Night of the Hunter (1955)

Night of the Hunter (1955), directed by Charles Laughton.

This is an exceedingly strange film. Purely as a thriller, Cape Fear (1962) is a better Robert Mitchum picture, but this one has more dimensions and people talk about it more. Laughton's only film as director, it is better liked now than when it was made.

It's a collage of style and tone, sometimes subtle, at other times obvious. Mitchum is at first a comic villain, but then sadistic and crazy. The action can be cartoonish, as when he charges up the cellar stairs. It's often called a fable or fairy tale and perhaps some of the mood comes from the children's point of view, but the material is all mixed together.

It's good in a thriller to see a suspicious kid like John, who has the Preacher's number from the outset and is capable in a survival situation. In the end he doesn't want Mitchum shackled or hung; bad as he is, the Preacher is a type of Father. Such is the confusion of loyalties and emotions.

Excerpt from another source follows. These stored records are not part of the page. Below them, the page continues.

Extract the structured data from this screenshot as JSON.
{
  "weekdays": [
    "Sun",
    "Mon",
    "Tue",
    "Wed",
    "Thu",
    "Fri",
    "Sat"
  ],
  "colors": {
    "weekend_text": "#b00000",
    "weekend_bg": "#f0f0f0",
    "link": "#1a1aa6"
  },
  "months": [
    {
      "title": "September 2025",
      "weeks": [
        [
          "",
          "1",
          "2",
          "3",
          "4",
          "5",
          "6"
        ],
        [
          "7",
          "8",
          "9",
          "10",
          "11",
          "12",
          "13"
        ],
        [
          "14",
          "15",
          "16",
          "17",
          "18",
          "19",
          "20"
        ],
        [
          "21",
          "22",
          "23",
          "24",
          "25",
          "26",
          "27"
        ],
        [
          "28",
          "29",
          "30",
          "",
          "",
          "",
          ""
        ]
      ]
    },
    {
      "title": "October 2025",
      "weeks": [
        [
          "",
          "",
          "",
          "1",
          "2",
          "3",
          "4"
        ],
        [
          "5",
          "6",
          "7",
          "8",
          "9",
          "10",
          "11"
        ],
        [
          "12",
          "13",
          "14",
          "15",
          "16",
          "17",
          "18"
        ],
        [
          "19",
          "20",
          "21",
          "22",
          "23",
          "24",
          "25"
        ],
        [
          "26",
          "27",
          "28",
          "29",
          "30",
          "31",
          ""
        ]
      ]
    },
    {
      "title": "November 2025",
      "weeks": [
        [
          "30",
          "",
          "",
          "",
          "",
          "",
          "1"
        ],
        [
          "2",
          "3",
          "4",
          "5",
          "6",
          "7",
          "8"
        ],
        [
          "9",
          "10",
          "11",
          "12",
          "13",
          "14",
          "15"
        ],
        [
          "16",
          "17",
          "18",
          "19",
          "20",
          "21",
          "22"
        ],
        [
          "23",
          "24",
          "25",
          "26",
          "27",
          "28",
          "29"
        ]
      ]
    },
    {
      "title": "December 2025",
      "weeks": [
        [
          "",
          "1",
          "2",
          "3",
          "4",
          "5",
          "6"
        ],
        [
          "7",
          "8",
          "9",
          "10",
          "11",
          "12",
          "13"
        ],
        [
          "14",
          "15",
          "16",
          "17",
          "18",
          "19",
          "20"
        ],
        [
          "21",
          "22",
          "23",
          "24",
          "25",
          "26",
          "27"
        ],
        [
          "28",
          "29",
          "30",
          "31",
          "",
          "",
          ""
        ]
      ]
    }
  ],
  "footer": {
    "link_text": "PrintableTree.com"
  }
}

Many striking images, with a couple of gorgeous segments. The first is when the children escape and are bourn away on the river, surrounded by innocent nature, and Pearl sings her eerie little song. The river takes them to Lillian Gish (whose first film was in 1912 at age 9). She's a saintly tough woman with a shotgun; good thing, too.

A second fine scene is when Gish is sitting up at night, on guard while Mitchum is outside the house watching. He starts that hymn ("Leaning on the Everlasting Arms") and she sings along. It's like an angel and a devil singing the same words but with entirely different intent. Yet they harmonize. When she shoots him he howls like an ape or a demon.

I'd forgotten the last act. What's with the drunken lynch mob scene? We finish with a glimpse of homely paradise and Gish's homily on the endurance of children.

Available on Criterion Blu-ray, which uses the original 1.66 aspect ratio. My thumbnails are from a 1.33 DVD.